Fikih Islam setelah Era Khulafa Ar Rasyidin
Catatan Penting Seputar Sejarah Perkembang Fikih Islam
Pada Akhir-Akhir Masa Khulafa' Ar Rasyidin
sampai Awal-Awal Abad Kedua Hijriah
KONDISI PADA MASA ITU
- Pada masa itu umat Islam masih bersandar pada Al Qur’an, Sunnah, Ijma’, dan Qiyas.
- Musyawarah sulit dilaksanankan karena terjadi perpecahan di tubuh umat Islam
- Umat Islam terpecah jadi tiga, Syi’ah, Khawarij, dan kelompok pertengahan.
- Terjadinya keguncangan ilmu yang membuat fanatisme dan perselisihan dalam ilmu fikih
SEBAB-SEBAB TERJADINYA PERPECAHAN DAN PERSELISIHAN DALAM ILMU FIKIH
- Perpecahan tiga kelompok besar tersebut,
- Tersebarnya ulama dari kalangan shahabat Nabi ke berbagai wilayah,
- Jumhur ulama kelompok pertengahan terpecah jadi Ahlul Hadis dan Ahlul Ra’yi,
- Tersebarnya riwayat hadis setelah pada masa sebelumnya terlarang,
- Mulai munculnya riwayat-riwayat hadis palsu,
- Munculnya Mawali (budak-budak) yang masuk Islam, belajar kepada ulama Islam di daerah mereka, dan kemudian ikut ambil bagian dalam mengembangkan ilmu.

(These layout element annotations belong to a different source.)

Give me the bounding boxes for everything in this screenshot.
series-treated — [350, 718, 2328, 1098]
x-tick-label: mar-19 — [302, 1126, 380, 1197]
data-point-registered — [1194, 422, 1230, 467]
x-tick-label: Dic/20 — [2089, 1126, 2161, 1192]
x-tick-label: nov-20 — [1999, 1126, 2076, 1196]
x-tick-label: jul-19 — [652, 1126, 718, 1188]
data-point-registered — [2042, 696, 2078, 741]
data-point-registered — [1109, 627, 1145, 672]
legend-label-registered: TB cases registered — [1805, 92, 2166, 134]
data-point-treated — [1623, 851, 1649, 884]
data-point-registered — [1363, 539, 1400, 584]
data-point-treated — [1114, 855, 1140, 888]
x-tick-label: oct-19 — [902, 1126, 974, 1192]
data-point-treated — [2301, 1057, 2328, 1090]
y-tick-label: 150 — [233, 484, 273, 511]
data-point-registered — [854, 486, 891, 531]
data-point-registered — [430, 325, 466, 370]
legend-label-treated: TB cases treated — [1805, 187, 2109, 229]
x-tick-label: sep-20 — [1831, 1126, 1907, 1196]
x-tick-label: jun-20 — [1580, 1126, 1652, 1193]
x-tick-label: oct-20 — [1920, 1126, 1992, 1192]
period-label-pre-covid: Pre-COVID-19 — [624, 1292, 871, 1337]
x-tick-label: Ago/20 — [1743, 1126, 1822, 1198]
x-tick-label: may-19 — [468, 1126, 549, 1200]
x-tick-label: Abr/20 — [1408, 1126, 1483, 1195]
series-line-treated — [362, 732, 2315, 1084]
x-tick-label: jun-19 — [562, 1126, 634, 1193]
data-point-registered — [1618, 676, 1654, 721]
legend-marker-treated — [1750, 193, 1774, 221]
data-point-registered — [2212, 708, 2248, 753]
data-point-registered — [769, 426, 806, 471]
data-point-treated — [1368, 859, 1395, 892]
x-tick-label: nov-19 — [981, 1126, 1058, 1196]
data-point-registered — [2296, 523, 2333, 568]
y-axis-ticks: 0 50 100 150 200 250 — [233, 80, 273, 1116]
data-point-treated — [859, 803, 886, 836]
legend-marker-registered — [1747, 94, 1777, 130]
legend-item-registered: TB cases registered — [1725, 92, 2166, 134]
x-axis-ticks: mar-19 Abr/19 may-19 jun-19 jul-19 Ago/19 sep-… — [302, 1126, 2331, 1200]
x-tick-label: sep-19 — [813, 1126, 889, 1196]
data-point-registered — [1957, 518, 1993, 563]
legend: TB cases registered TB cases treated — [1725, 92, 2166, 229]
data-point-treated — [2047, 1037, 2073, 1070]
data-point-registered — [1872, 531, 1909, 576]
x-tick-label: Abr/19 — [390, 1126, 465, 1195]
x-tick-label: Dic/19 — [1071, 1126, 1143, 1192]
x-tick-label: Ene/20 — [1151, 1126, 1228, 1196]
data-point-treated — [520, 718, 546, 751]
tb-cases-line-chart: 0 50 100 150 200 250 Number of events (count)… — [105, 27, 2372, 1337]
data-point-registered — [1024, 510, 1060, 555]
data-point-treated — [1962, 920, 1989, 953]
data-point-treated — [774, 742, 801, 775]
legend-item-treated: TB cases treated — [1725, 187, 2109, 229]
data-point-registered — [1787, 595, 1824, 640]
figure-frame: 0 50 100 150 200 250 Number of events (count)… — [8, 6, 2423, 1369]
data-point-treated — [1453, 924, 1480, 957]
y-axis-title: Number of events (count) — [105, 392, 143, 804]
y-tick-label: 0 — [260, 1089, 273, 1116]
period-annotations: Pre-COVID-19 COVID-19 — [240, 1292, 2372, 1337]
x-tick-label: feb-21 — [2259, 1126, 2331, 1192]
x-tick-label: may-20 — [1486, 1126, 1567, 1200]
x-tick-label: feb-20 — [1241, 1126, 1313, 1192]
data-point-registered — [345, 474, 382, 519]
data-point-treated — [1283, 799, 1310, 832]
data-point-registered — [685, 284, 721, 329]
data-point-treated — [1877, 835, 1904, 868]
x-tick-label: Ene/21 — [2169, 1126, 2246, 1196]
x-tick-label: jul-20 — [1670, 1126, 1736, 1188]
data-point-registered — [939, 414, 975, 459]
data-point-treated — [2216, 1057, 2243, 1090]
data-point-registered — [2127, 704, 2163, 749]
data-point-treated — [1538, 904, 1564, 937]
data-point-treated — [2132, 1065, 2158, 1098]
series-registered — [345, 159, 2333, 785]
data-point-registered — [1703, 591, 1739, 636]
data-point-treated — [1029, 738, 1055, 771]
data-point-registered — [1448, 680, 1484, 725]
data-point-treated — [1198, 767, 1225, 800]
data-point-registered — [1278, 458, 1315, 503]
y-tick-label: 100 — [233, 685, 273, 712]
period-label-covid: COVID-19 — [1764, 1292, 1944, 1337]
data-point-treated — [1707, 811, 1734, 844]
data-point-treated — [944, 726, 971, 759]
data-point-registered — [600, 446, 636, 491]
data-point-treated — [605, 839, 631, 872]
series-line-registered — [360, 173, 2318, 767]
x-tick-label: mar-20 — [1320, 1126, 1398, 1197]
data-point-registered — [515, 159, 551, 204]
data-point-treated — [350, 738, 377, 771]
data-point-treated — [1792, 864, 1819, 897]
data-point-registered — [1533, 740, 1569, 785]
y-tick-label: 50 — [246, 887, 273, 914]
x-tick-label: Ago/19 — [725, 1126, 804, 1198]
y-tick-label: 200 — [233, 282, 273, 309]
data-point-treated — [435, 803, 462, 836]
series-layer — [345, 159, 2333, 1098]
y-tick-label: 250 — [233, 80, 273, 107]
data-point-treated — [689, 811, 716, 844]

MUNCULNYA SYIAH DAN KHAWARIJ
- Tersebar fitnah dan desas-desus pada masa Utsman yang berujung terbunuhnya Utsman.
- Ketika shahabat ingin membaiat Ali, dua shahabat senior dan seorang kerabat Utsman menolak baiat karena menuntut ditegakkan hukum atas pembunuhan Utsman.
- Mereka adalah Thalhah bin Abdullah, Zubair bin Awwam, dan Muawiyah bin Abi Sufyan.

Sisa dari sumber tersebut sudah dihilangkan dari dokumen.